By Vikram Johri, Special to the Times
Published August 12, 2007
In Europe By Geert Mak Translated by Sam Garrett Pantheon Books, 896 pages, $35 - - - Geert Mak, a distinguished Dutch writer, spent 1999 crisscrossing Europe and writing daily reports for NRC Handelsblad, which the newspaper dutifully carried on the front page. Mak's brief: to revisit the sites of the major events of the 20th century and file dispatches on what became of these places and whether the passage of time was as charitable to them as history. This book, a compilation of Mak's dispatches, along with additional material, is a fascinating study of the continent's captivating past. In Europe is no tedious academic exercise; it's first-rate journalism combined with a love for history. Mak begins by dissecting three great scandals that rocked Europe as the 19th century drew to a close: Oscar Wilde's perversity trial, Philipp zu Eulenburg's intimacy with Kaiser Wilhelm II of Germany, and, most notably, the Dreyfus affair. From here to the fall of the Berlin Wall in 1989 and the collapse of the Soviet Union in 1991, Mak's book broaches nearly all the major events of the last century, including the Dresden bombing, the Chernobyl mishap and the Srebrenica massacre.
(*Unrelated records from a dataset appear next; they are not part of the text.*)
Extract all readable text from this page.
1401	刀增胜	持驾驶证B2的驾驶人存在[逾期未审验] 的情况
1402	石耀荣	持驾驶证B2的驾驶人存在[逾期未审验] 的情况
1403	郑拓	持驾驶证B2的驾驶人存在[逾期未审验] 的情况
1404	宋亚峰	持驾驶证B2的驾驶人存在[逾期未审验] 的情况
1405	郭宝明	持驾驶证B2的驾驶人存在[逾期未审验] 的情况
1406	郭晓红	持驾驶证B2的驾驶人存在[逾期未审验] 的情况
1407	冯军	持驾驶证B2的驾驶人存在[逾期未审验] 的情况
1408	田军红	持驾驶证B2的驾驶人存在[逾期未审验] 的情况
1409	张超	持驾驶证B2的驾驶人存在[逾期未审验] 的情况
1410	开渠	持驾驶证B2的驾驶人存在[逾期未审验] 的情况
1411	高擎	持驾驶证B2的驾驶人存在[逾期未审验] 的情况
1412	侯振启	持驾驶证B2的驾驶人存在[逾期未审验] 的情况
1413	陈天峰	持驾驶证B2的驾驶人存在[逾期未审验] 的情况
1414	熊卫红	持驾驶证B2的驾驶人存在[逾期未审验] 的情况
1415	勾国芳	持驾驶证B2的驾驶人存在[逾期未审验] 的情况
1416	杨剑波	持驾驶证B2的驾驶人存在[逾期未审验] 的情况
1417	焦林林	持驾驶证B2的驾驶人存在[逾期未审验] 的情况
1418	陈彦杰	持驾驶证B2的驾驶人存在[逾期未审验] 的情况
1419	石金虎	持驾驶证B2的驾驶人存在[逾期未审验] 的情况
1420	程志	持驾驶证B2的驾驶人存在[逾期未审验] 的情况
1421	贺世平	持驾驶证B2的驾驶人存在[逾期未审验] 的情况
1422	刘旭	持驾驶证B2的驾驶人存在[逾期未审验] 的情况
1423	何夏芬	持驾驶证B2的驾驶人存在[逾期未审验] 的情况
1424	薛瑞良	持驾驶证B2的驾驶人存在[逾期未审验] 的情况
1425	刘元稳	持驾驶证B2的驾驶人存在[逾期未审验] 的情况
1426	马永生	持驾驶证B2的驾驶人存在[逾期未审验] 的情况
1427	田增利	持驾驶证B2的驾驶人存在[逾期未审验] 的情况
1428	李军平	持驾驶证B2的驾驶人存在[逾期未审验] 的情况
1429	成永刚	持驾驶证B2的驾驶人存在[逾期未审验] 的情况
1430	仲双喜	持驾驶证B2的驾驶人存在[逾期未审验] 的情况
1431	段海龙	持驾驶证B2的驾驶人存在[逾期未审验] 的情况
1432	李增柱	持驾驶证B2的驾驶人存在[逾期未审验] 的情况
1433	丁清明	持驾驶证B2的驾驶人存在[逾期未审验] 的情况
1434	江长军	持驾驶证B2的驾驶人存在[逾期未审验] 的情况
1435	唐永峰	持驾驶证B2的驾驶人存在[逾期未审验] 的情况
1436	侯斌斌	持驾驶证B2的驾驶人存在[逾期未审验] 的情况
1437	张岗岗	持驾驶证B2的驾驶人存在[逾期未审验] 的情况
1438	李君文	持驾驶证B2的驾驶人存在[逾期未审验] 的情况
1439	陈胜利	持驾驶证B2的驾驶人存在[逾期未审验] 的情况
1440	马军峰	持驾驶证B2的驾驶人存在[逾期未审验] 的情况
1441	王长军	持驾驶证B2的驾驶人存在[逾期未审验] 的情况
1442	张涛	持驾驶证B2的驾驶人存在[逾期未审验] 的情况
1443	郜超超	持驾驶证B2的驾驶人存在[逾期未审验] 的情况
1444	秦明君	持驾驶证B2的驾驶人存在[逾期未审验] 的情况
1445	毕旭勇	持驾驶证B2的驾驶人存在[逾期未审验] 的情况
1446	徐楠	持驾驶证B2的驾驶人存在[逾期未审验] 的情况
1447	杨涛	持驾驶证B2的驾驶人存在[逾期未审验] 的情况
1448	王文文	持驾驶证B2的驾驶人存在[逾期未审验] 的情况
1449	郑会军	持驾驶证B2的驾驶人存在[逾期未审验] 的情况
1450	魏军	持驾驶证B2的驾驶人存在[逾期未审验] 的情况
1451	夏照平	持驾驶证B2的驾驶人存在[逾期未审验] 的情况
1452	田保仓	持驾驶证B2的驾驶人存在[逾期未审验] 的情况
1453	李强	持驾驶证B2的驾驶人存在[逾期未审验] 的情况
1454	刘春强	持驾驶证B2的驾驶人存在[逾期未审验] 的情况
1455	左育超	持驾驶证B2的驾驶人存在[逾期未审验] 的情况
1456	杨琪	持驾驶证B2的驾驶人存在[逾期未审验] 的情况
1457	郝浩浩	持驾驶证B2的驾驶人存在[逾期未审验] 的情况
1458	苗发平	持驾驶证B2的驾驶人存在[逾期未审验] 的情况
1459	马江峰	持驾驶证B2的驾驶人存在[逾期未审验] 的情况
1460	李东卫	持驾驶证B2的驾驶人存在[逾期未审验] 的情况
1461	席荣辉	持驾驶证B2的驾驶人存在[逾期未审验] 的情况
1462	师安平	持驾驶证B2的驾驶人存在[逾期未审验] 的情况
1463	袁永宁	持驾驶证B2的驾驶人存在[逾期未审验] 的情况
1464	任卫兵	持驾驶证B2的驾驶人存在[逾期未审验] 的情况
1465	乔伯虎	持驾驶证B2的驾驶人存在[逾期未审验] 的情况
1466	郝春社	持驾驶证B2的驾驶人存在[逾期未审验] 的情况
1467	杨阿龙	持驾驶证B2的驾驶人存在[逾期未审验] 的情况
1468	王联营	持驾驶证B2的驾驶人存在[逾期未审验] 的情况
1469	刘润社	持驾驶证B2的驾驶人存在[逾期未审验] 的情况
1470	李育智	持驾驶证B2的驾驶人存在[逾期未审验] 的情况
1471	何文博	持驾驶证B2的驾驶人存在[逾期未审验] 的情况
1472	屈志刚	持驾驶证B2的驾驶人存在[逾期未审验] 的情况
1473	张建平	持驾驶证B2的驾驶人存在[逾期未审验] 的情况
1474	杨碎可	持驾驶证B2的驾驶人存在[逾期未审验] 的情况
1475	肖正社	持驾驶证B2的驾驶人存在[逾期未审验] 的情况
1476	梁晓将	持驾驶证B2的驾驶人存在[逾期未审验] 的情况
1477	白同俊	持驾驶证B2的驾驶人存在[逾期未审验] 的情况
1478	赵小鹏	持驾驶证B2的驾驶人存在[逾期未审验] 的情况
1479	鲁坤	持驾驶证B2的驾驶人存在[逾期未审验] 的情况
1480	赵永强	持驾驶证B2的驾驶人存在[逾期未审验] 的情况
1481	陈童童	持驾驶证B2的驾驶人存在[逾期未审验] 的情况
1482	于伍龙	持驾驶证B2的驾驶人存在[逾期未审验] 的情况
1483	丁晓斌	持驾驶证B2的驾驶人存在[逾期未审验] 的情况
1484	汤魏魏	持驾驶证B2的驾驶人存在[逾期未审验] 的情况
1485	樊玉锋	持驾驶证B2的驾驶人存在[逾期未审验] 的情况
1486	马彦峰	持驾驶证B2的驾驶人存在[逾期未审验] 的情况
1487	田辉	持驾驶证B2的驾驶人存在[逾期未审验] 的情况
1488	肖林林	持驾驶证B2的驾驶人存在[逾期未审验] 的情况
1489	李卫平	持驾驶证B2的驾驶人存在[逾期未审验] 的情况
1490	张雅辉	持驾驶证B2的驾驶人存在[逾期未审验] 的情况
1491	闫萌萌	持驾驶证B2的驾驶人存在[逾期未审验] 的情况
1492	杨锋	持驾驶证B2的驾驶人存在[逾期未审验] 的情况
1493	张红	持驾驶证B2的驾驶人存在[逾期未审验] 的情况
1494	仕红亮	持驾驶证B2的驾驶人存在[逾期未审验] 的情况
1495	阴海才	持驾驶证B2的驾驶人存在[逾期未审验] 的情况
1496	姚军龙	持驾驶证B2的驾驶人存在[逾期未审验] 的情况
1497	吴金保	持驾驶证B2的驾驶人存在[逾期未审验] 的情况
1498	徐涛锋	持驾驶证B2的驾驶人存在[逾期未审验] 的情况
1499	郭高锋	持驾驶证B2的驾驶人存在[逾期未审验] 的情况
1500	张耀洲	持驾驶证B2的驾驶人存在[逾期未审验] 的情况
His journalistic approach offers the reader interviews and private observations that lend a personal touch to the ungraspable force of the past. What makes the book interesting are Mak's sharp, coruscating statements that deflate the hype of grand ideologies with a studied lack of emotion. A case in point: When Mak visits Razliv, where Lenin hid after the failed rebellion of July 1917, he is amazed to see that a glass box had been erected around the communist leader's hiding place, "the kind one sees more often at sacred sites. Through it we can view the interior: a table, a bed, a samovar, a chair at the window, a teacup with four dead flies in it, a stable with space for one cow. Lenin's stable at Bethlehem." In the acknowledgments, Mak regrets: All of Europe cannot fit in a single book. True, but with a writer this accomplished, most of it does. Vikram Johri is a writer in New Delhi, India.